Per fortuna ci sono le foto perché, altrimenti, mi perderei in un’altra lunga lista
di aggettivi entusiastici, procurandovi sonnolenza. Io mi limito
a dire che da una parte c’era il tramonto sul mare, tra gli
scogli, dall’altra c’era questa infinita parete di roccia
verticale ai cui piedi si stendeva una lunga spiaggia. A
sinistra e a destra c’erano le solite scogliere bianche e quelle
colorate.

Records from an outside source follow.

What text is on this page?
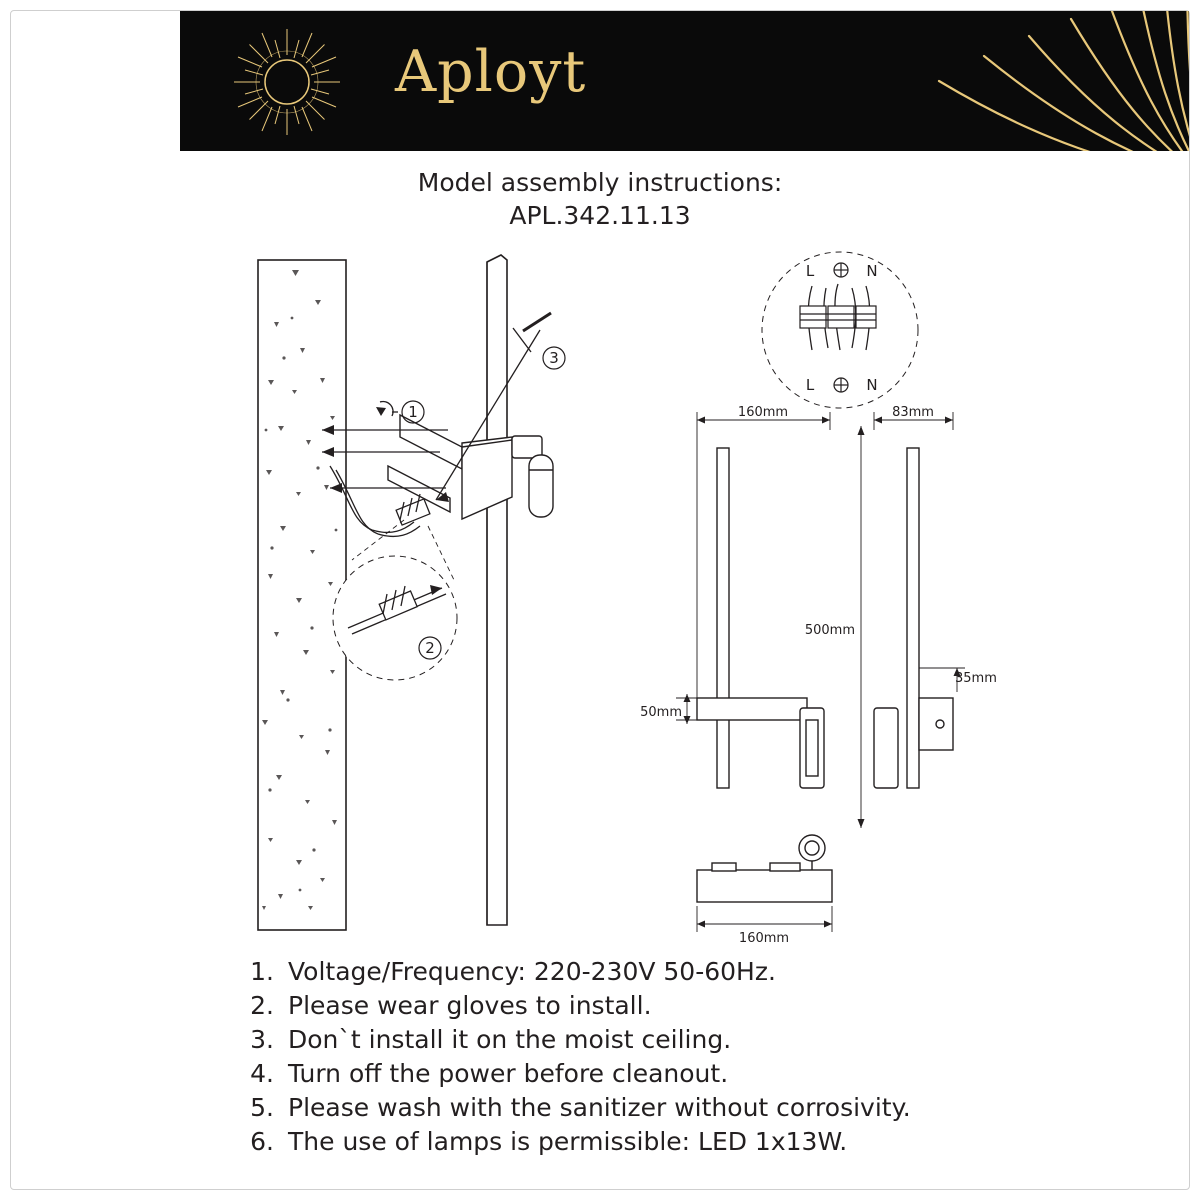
Aployt
Model assembly instructions:
APL.342.11.13
1
3
2
L	N
L	N
160mm
500mm
50mm
83mm
35mm
160mm
1. Voltage/Frequency: 220-230V 50-60Hz.
2. Please wear gloves to install.
3. Don`t install it on the moist ceiling.
4. Turn off the power before cleanout.
5. Please wash with the sanitizer without corrosivity.
6. The use of lamps is permissible: LED 1x13W.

Le eruzioni vulcaniche e gli smottamenti che
avevano formato queste isole erano autori di autentici
capolavori. Non conosco artisti bravi quanto la natura –
anche se, lo ammetto, le creazioni dei vulcani sono casuali e
talvolta pure un tantino catastrofiche.
Cenammo mentre si
faceva buio e la baia da azzurra diveniva rosa, rossa e infine
nera. Dopo cena, in tre prendemmo il tender e decidemmo di
remare per quattrocento metri fino alla spiaggia. Al buio, era
un’esperienza abbastanza forte, con i riflessi della luna che
brillavano talvolta sulla schiuma delle onde, rilevando la
presenza di uno scoglio vicino o della spiaggia in lontananza.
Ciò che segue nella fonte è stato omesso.